Au Québec, un groupe privé de plus de 4000 pharmaciens s’est même constitué sur Facebook pour solliciter l’avis de confrères sur les ordonnances illisibles. « J’ai eu l’idée de Rosette après avoir vu un reportage sur Champollion » se souvient le pharmacien. « Au début c’était une plaisanterie, mais quand j’ai entendu parler des progrès de l’intelligence artificielle et de son utilisation dans la reconnaissance de l’écriture, j’ai compris que ce projet était peut-être réalisable finalement. »

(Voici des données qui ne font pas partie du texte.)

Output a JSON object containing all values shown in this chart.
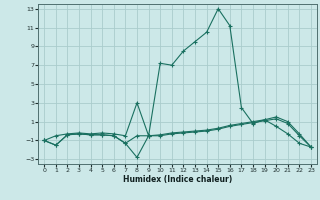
{
  "xlabel": "Humidex (Indice chaleur)",
  "xlim": [
    -0.5,
    23.5
  ],
  "ylim": [
    -3.5,
    13.5
  ],
  "yticks": [
    -3,
    -1,
    1,
    3,
    5,
    7,
    9,
    11,
    13
  ],
  "xticks": [
    0,
    1,
    2,
    3,
    4,
    5,
    6,
    7,
    8,
    9,
    10,
    11,
    12,
    13,
    14,
    15,
    16,
    17,
    18,
    19,
    20,
    21,
    22,
    23
  ],
  "bg_color": "#cce8e8",
  "grid_color": "#aacccc",
  "line_color": "#1a7060",
  "line1_x": [
    0,
    1,
    2,
    3,
    4,
    5,
    6,
    7,
    8,
    9,
    10,
    11,
    12,
    13,
    14,
    15,
    16,
    17,
    18,
    19,
    20,
    21,
    22,
    23
  ],
  "line1_y": [
    -1,
    -0.5,
    -0.3,
    -0.2,
    -0.3,
    -0.2,
    -0.3,
    -0.5,
    3.0,
    -0.5,
    7.2,
    7.0,
    8.5,
    9.5,
    10.5,
    13.0,
    11.2,
    2.5,
    0.8,
    1.2,
    0.5,
    -0.3,
    -1.3,
    -1.7
  ],
  "line2_x": [
    0,
    1,
    2,
    3,
    4,
    5,
    6,
    7,
    8,
    9,
    10,
    11,
    12,
    13,
    14,
    15,
    16,
    17,
    18,
    19,
    20,
    21,
    22,
    23
  ],
  "line2_y": [
    -1,
    -1.5,
    -0.4,
    -0.3,
    -0.4,
    -0.4,
    -0.5,
    -1.3,
    -2.8,
    -0.5,
    -0.5,
    -0.3,
    -0.2,
    -0.1,
    0.0,
    0.2,
    0.5,
    0.7,
    0.9,
    1.1,
    1.3,
    0.8,
    -0.5,
    -1.7
  ],
  "line3_x": [
    0,
    1,
    2,
    3,
    4,
    5,
    6,
    7,
    8,
    9,
    10,
    11,
    12,
    13,
    14,
    15,
    16,
    17,
    18,
    19,
    20,
    21,
    22,
    23
  ],
  "line3_y": [
    -1,
    -1.5,
    -0.4,
    -0.3,
    -0.4,
    -0.4,
    -0.5,
    -1.3,
    -0.5,
    -0.5,
    -0.4,
    -0.2,
    -0.1,
    0.0,
    0.1,
    0.3,
    0.6,
    0.8,
    1.0,
    1.2,
    1.5,
    1.0,
    -0.3,
    -1.7
  ]
}
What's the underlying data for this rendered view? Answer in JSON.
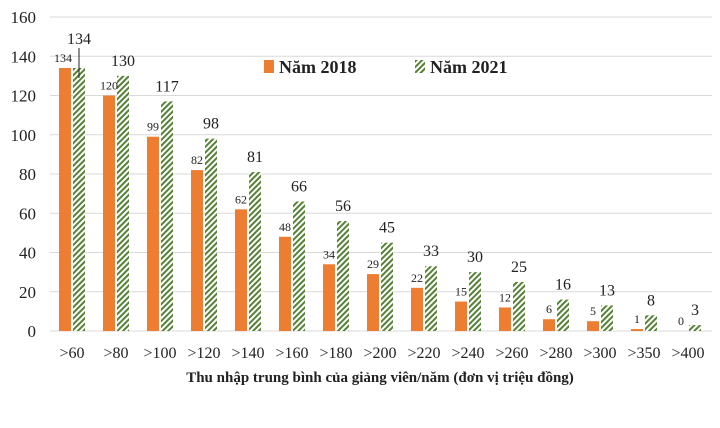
{
  "chart_data": {
    "type": "bar",
    "title": "",
    "xlabel": "Thu nhập trung bình của giảng viên/năm (đơn vị triệu đồng)",
    "ylabel": "",
    "ylim": [
      0,
      160
    ],
    "yticks": [
      0,
      20,
      40,
      60,
      80,
      100,
      120,
      140,
      160
    ],
    "grid": true,
    "legend_position": "top-center",
    "categories": [
      ">60",
      ">80",
      ">100",
      ">120",
      ">140",
      ">160",
      ">180",
      ">200",
      ">220",
      ">240",
      ">260",
      ">280",
      ">300",
      ">350",
      ">400"
    ],
    "series": [
      {
        "name": "Năm 2018",
        "color": "#ED7D31",
        "pattern": "solid",
        "values": [
          134,
          120,
          99,
          82,
          62,
          48,
          34,
          29,
          22,
          15,
          12,
          6,
          5,
          1,
          0
        ]
      },
      {
        "name": "Năm 2021",
        "color": "#548235",
        "pattern": "hatch",
        "values": [
          134,
          130,
          117,
          98,
          81,
          66,
          56,
          45,
          33,
          30,
          25,
          16,
          13,
          8,
          3
        ]
      }
    ]
  }
}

Les tests « in real life » ont déjà commencé

Le Dr Quadeau a alors pris contact avec l’équipe du laboratoire Graphologie & IA et travaillé avec eux sur la base de données des médicaments pour créer Rosette. La non-prescription en DCI, pourtant censée être obligatoire depuis janvier 2015, a augmenté la difficulté. Il a fallu par ailleurs prévoir des mises à jour régulières pour les nouvelles molécules.

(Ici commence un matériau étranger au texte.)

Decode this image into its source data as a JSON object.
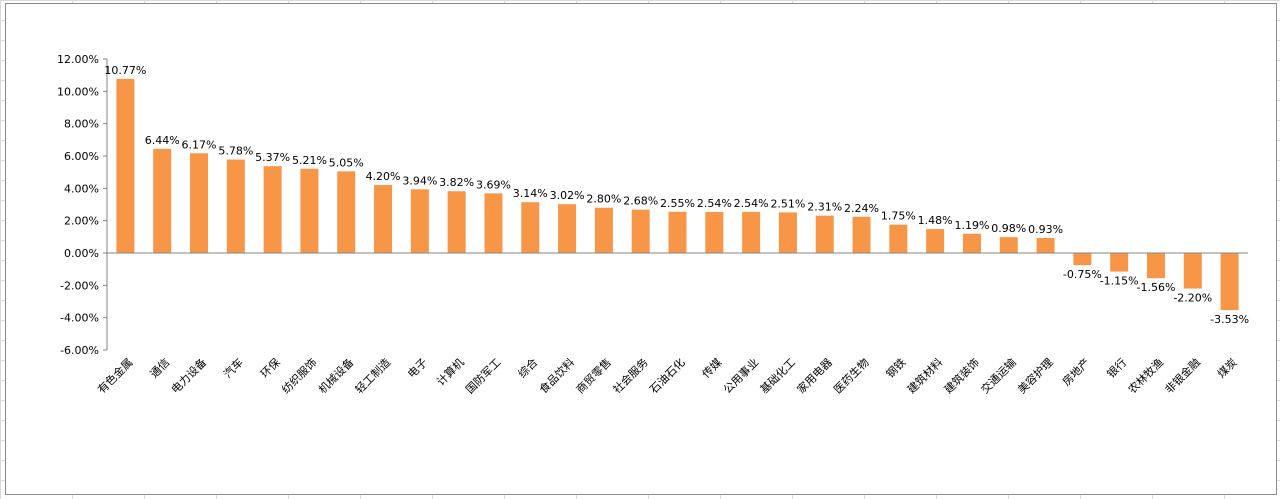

Un an, et de nombreux tests plus tard, les résultats sont prometteurs, et la phase de terrain a été lancée : Rosette est en bêta-test depuis mars dans une dizaine de pharmacies d’Ile-de-France. L’étape suivante sera la validation par l’ANSM.

Vers la fin des ordonnances manuscrites ?

L’Etat de New-York a fait passer une loi il y a un an, la loi I-stop, obligeant les praticiens à transmettre par voie électronique les ordonnances aux pharmacies. Une façon de lutter contre le trafic d’opiacés, mais aussi contre les erreurs liées aux ordonnances illisibles. Quand on lui demande s’il n’a pas peur que son logiciel soit déjà obsolète lors de sa mise sur le marché, en raison de l’informatisation des professionnels de santé, Rémi Quadeau s’amuse : « ce serait fantastique ! Sans même parler des logiciels de prescriptions informatisées qui limitent les interactions médicamenteuses ou les erreurs de dose, un simple logiciel de traitement de texte abolirait tout risque d’erreur d’interprétation. Mais il faut être lucide... on en est encore loin en France. »

La bête noire de Rosette : les chirurgiens gauchers

La seule limite de Rosette pour l’instant, ce sont les ordonnances rédigées par les chirurgiens gauchers, heureusement peu nombreux. « Nous avons rencontré des difficultés avec cette population, qui a une manière de tenir son stylo très particulière, combinant les défauts de rédaction des chirurgiens et des gauchers, mais les développeurs travaillent sur ce problème d’arrache-pied » s’excuse Rémi Quadeau.